I am having a dataset in the following shape:
type_of_bicycle_lane | month | other variables |
---|---|---|
'on the street' | 1 | ... |
'fully seperated' | 4 | ... |
'fully seperated' | 8 | ... |
'fully seperated' | 1 | ... |
'other_1' | 12 | ... |
'other_2' | 8 | ... |
I am trying to pass this trough a scikit learn pipeline, specifically through a OneHotEncoder to use it for various ML models. However, for the type_of_bicycle_lane
I only want to create the OneHotEncoding for the categories = ['on the street', 'fully seperated']
.
Thus, I wrote the following code:
full_pipeline = ColumnTransformer([
("bicycle_lane", OneHotEncoder(categories = ['on the street', 'fully seperated']), ["type_of_bicycle_lane"]),
])
However, I keep receiving the Error: Shape mismatch: if categories is an array, it has to be of shape (n_features,).
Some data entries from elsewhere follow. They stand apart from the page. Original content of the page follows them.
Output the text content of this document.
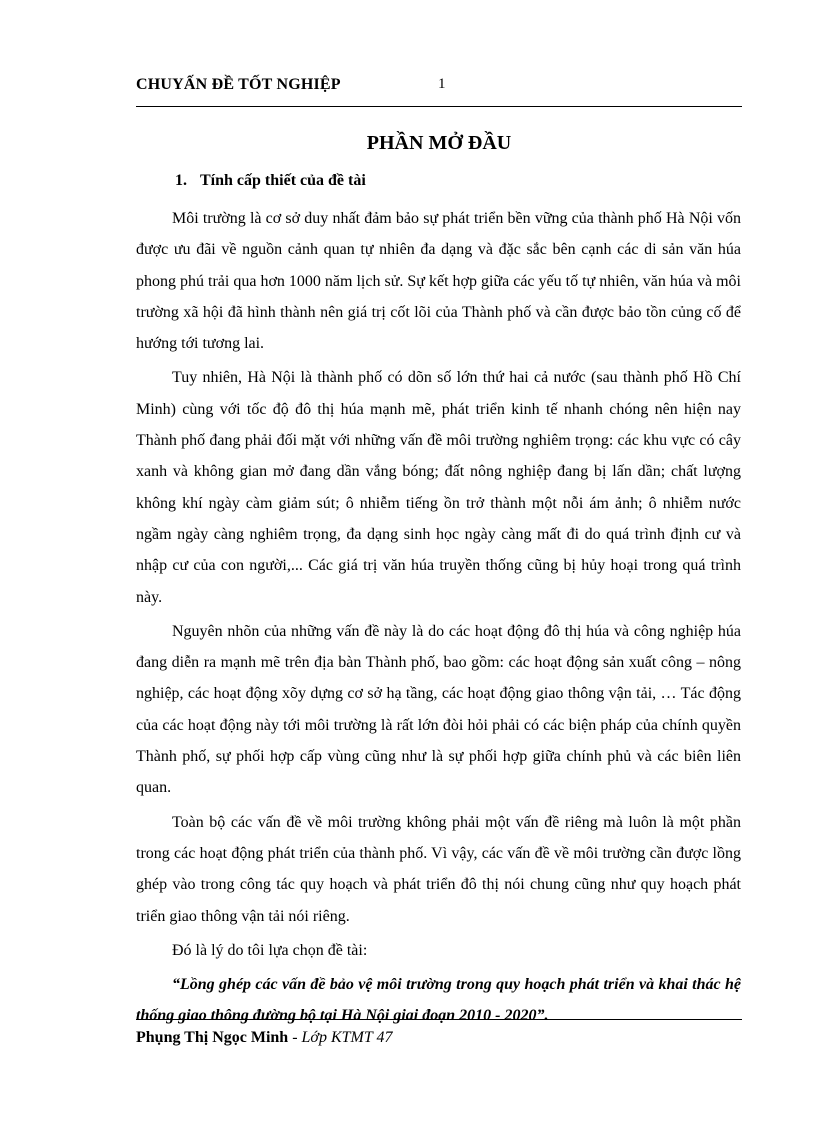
CHUYẤN ĐỀ TỐT NGHIỆP	1
PHẦN MỞ ĐẦU
1. Tính cấp thiết của đề tài

Môi trường là cơ sở duy nhất đảm bảo sự phát triển bền vững của thành phố Hà Nội vốn được ưu đãi về nguồn cảnh quan tự nhiên đa dạng và đặc sắc bên cạnh các di sản văn húa phong phú trải qua hơn 1000 năm lịch sử. Sự kết hợp giữa các yếu tố tự nhiên, văn húa và môi trường xã hội đã hình thành nên giá trị cốt lõi của Thành phố và cần được bảo tồn củng cố để hướng tới tương lai.

Tuy nhiên, Hà Nội là thành phố có dõn số lớn thứ hai cả nước (sau thành phố Hồ Chí Minh) cùng với tốc độ đô thị húa mạnh mẽ, phát triển kinh tế nhanh chóng nên hiện nay Thành phố đang phải đối mặt với những vấn đề môi trường nghiêm trọng: các khu vực có cây xanh và không gian mở đang dần vắng bóng; đất nông nghiệp đang bị lấn dần; chất lượng không khí ngày càm giảm sút; ô nhiễm tiếng ồn trở thành một nỗi ám ảnh; ô nhiễm nước ngầm ngày càng nghiêm trọng, đa dạng sinh học ngày càng mất đi do quá trình định cư và nhập cư của con người,... Các giá trị văn húa truyền thống cũng bị hủy hoại trong quá trình này.

Nguyên nhõn của những vấn đề này là do các hoạt động đô thị húa và công nghiệp húa đang diễn ra mạnh mẽ trên địa bàn Thành phố, bao gồm: các hoạt động sản xuất công – nông nghiệp, các hoạt động xõy dựng cơ sở hạ tầng, các hoạt động giao thông vận tải, … Tác động của các hoạt động này tới môi trường là rất lớn đòi hỏi phải có các biện pháp của chính quyền Thành phố, sự phối hợp cấp vùng cũng như là sự phối hợp giữa chính phủ và các biên liên quan.

Toàn bộ các vấn đề về môi trường không phải một vấn đề riêng mà luôn là một phần trong các hoạt động phát triển của thành phố. Vì vậy, các vấn đề về môi trường cần được lồng ghép vào trong công tác quy hoạch và phát triển đô thị nói chung cũng như quy hoạch phát triển giao thông vận tải nói riêng.

Đó là lý do tôi lựa chọn đề tài:

“Lồng ghép các vấn đề bảo vệ môi trường trong quy hoạch phát triển và khai thác hệ thống giao thông đường bộ tại Hà Nội giai đoạn 2010 - 2020”.

Phụng Thị Ngọc Minh - Lớp KTMT 47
I consolidated the documentation and I am meant to the parameter categories should be a list of array-like where "categories[i] holds the categories expected in the ith column. The passed categories should not mix strings and numeric values within a single feature, and should be sorted in case of numeric values." Link to documentation
I have used this OneHotEncoder before (such as
("month", OneHotEncoder(categories = [range(1,13)]), ["month"])
which worked perfectly fine.
What might I be doing wrong? Thank you very much in advance!
Categories should be a list of array. Additionnaly you should indicate handle_unknown='ignore' or 'infrequent_if_exist' to avoid an error message.
full_pipeline = ColumnTransformer([
("bicycle_lane", OneHotEncoder(categories = [['on the street', 'fully seperated']], handle_unknown='ignore'), ["type_of_bicycle_lane"]),
])